Wie du den Ankereffekt für dein Business nutzt
✔ Zeige zuerst den höheren Wert
Z. B. „Normalpreis 4.500 € → heute 2.900 €“.
✔ Biete ein Premium-Paket an
Der Mensch orientiert sich am oberen Wert. Dein mittleres Paket wird dadurch attraktiver.
✔ Setze Anker in Sprache
Begriffe wie „hochwertig“, „rare“, „limitierte Edition“, „Signature-Programm“ wirken wie mentale Positionierungsanker.
✔ In Verhandlungen: du setzt den ersten Anker
Wer den ersten Wert nennt, gewinnt fast immer.
✔ Im Branding: Der erste Eindruck IST der psychologische Anker
Das gilt für Design, Website, Farben, Archetypen – alles.
Fazit: Anker bestimmen mehr in deinem Leben, als dir bewusst ist
Der Ankereffekt ist überall: beim Einkaufen, im Business, in deinen Beziehungen, in deiner Kreativität, in deinem Selbstbild.

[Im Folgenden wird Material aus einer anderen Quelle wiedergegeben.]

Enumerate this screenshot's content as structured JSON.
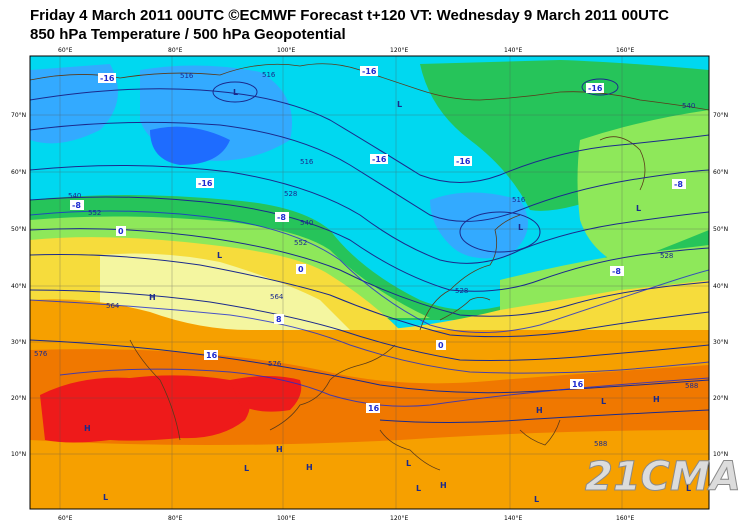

Wenn du lernst, ihn zu erkennen, kannst du:
- bessere Entscheidungen treffen
- dich nicht mehr manipulieren lassen
- Fokus & Kreativität steigern
- deine Selbstkontrolle stärken
- Preise selbstbewusster kommunizieren
- deine Marke psychologisch smarter aufbauen
Oder anders gesagt:
Wenn du bewusst mit Ankern arbeitest, steuerst du dein Denken – und nicht das Denken dich.
Pass also beim nächsten Mal auf, wenn es irgendwo und irgendwann vielleicht einen Ankereffekt gibt, auf den du gerade hereinfällst. Egal ob bei dir selbst, im Alltag oder im Business.